Paper Trail

Ta-Nehisi Coates book to come out early


Ta-Nehisi Coates

In light of events in Charleston, Random House has decided to move the publication date of Between the World and Me, Ta-Nehisi Coates’s forthcoming book on race, bringing it out in July rather than September. “We started to feel pregnant with this book,” the executive editor of the Spiegel & Grau imprint said. “We had this book that so many people wanted.” They’d previously discussed publishing early during the protests following the deaths of Michael Brown and Eric Garner, but the book had not been ready then. “I’ve been wondering who might fill the intellectual void that plagued me after James Baldwin died,” Toni Morrison apparently wrote this week in response to the publisher’s blurb request. “Clearly it is Ta-Nehisi Coates.”

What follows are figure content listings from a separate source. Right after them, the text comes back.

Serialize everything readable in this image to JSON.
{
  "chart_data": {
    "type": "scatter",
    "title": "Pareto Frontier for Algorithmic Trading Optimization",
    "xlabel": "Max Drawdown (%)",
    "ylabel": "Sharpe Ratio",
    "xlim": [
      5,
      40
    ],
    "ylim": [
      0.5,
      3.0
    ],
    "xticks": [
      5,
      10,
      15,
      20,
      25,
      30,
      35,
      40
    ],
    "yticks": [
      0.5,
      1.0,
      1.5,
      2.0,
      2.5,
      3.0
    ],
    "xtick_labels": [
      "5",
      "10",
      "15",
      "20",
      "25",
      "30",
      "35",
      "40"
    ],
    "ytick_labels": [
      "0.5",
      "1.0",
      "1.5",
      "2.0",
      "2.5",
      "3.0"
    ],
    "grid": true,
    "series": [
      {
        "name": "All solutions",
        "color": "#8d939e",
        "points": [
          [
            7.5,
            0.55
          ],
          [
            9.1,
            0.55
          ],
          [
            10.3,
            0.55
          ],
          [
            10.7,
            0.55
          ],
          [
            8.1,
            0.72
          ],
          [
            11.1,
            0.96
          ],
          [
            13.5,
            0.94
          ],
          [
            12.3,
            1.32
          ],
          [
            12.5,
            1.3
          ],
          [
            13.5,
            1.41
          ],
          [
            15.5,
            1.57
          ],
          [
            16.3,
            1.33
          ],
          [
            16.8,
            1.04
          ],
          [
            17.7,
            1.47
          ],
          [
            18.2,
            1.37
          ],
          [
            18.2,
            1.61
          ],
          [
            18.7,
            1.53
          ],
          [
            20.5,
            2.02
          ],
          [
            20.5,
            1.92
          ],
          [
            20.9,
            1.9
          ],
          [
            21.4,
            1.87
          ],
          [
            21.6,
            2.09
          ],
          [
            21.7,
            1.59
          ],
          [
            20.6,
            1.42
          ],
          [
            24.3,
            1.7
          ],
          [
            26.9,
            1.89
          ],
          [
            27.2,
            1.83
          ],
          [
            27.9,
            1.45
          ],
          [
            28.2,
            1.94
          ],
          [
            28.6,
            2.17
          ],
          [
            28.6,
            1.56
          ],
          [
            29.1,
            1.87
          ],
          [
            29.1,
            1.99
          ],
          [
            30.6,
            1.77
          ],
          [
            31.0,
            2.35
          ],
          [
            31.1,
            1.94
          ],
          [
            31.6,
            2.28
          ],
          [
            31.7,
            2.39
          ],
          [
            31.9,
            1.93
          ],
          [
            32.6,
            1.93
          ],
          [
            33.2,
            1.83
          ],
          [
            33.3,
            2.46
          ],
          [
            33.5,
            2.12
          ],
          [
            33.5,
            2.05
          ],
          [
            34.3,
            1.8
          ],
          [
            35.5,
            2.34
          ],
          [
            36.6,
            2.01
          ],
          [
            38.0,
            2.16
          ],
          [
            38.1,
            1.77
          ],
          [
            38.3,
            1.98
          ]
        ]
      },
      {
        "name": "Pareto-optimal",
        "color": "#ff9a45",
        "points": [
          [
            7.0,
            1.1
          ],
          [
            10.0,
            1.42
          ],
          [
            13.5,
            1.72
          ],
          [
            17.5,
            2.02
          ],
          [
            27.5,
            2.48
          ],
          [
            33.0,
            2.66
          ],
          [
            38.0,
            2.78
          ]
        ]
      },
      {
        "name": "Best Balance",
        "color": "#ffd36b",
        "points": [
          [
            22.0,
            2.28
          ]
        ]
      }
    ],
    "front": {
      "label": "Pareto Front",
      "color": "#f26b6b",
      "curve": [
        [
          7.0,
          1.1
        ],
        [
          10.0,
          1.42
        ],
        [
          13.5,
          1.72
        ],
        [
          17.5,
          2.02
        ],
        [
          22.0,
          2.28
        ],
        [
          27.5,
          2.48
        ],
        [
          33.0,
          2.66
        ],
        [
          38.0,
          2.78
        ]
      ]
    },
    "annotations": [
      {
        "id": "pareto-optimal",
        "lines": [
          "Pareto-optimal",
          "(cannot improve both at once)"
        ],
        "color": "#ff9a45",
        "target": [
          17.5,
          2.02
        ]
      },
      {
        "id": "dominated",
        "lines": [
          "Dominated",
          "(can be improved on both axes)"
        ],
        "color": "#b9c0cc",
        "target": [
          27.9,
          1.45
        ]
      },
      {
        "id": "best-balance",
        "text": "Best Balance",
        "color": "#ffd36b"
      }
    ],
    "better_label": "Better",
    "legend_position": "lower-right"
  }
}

Reason.com editor Nick Gillespie describes receiving a grand jury subpoena for identifying information on commenters who’d expressed anger toward the judge in the recent Silk Road case—and then a gag order preventing him from discussing it all.

At the New York Times, public editor Margaret Sullivan responds to the mockery and complaints the paper has come in for following their announcement of TV critic Alessandra Stanley’s new beat covering the “top 1 percent of the 1 percent.” Dean Baquet is quoted as assuring us that, whatever Twitter might think, the beat “will not be ‘isn’t it cool to be rich.’”

The Argentine writer Pablo Katchadjian, who faced a lawsuit from the widow of Jorge Luis Borges for his 2009 small-press experiment El Aleph engordado (The Fattened Aleph, a reboot of the Borges story “The Aleph” that added new material, more than doubling its word count), has now been charged with “intellectual property fraud” and could do up to six years for his literary prank.

A collection of essays by Chloe Caldwell, I’ll Tell You in Person, due out next year, will be one of the first books published by Coffee House Press in their new partnership with the delectable Emily Books—it may be time to revisit Caldwell’s g-chat conversation with Emily Gould about the importance for women writers of “being a fan of yourself.” And if you succeed in that, Caldwell also teaches a memoir class in New York you can take.

Margaret Atwood will be publishing a series of autobiographical cartoons in a Kickstarter-funded Canadian anthology called The Secret Loves of Geek Girls, which one hopes will be more or less exactly what it sounds like.